At least 5 000 women have been raped this year in the Democratic Republic of Congo's eastern province of North Kivu as a new rebellion has sown fresh unrest in the conflict-prone region, a local hospital said on Thursday.
"The number of rapes has risen dramatically: we have registered around 5 000 women raped since the start of the year in North Kivu. It's very dramatic," said Justin Paluku, an obstetrician and gynaecologist at the Heal Africa hospital in Goma, the provincial capital.
Renewed instability has engulfed the region since a group of soldiers mutinied from the army in April and began battling their former colleagues and sowing terror in the east.
The group, the M23, was formed by former fighters in an ethnic Tutsi rebel group that was integrated into the army under a 2009 peace deal whose terms the mutineers claim were never fully implemented.
Its members have been raping women and girls, abducting young men and boys to fight with them, and carrying out summary executions, including the killing of young recruits who tried to escape, according to the United Nations and rights groups.

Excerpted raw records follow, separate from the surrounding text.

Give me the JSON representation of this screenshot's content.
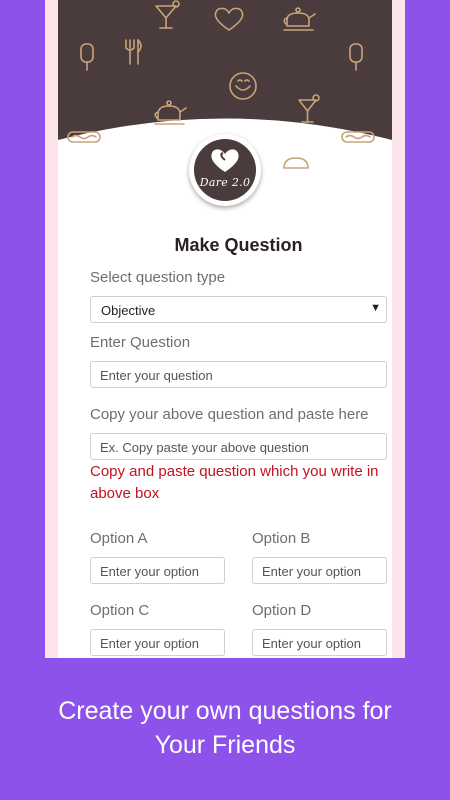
{
  "app": {
    "logo_text": "Dare 2.0",
    "colors": {
      "background": "#8d52ea",
      "header": "#4a3c3c",
      "icon": "#c9a37a",
      "error": "#c1121f"
    }
  },
  "hero": {
    "icons": [
      "cocktail-icon",
      "heart-icon",
      "teapot-icon",
      "ice-cream-icon",
      "fork-knife-icon",
      "smiley-icon",
      "cocktail-icon",
      "teapot-icon",
      "hotdog-icon",
      "ice-cream-icon",
      "hotdog-icon",
      "cake-icon"
    ]
  },
  "form": {
    "title": "Make Question",
    "type_label": "Select question type",
    "type_value": "Objective",
    "question_label": "Enter Question",
    "question_placeholder": "Enter your question",
    "copy_label": "Copy your above question and paste here",
    "copy_placeholder": "Ex. Copy paste your above question",
    "error_text": "Copy and paste question which you write in above box",
    "options": [
      {
        "label": "Option A",
        "placeholder": "Enter your option"
      },
      {
        "label": "Option B",
        "placeholder": "Enter your option"
      },
      {
        "label": "Option C",
        "placeholder": "Enter your option"
      },
      {
        "label": "Option D",
        "placeholder": "Enter your option"
      }
    ]
  },
  "caption": {
    "line1": "Create your own questions for",
    "line2": "Your Friends"
  }
}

Other armed groups active in the region have also capitalised on the instability to wage campaigns of their own, including attacks on locals.
The number of rapes "has skyrocketed since we've had this problem of multiple armed groups renewing their activity," said Paluku, whose hospital specialises in caring for victims of sexual violence.
The head of the M23's political wing, Jean-Marie Runiga, denied on Thursday that the group had committed rights abuses.
"So far there have been no abuses committed," Runiga told AFP.
"We do not have any child soldiers in our army," he added.
"Our soldiers are very disciplined, they cannot rape women and we cannot tolerate looting," he said, promising to bring any abuses to justice.
Runiga, who recently returned from peace talks mediated by Ugandan President Yoweri Museveni in Kampala, also repeated the M23's call for direct negotiations with President Joseph Kabila's government, threatening fresh unrest if no such talks were held.
"If there are no negotiations as soon as possible, there's a risk there will be clashes in the coming days," he said.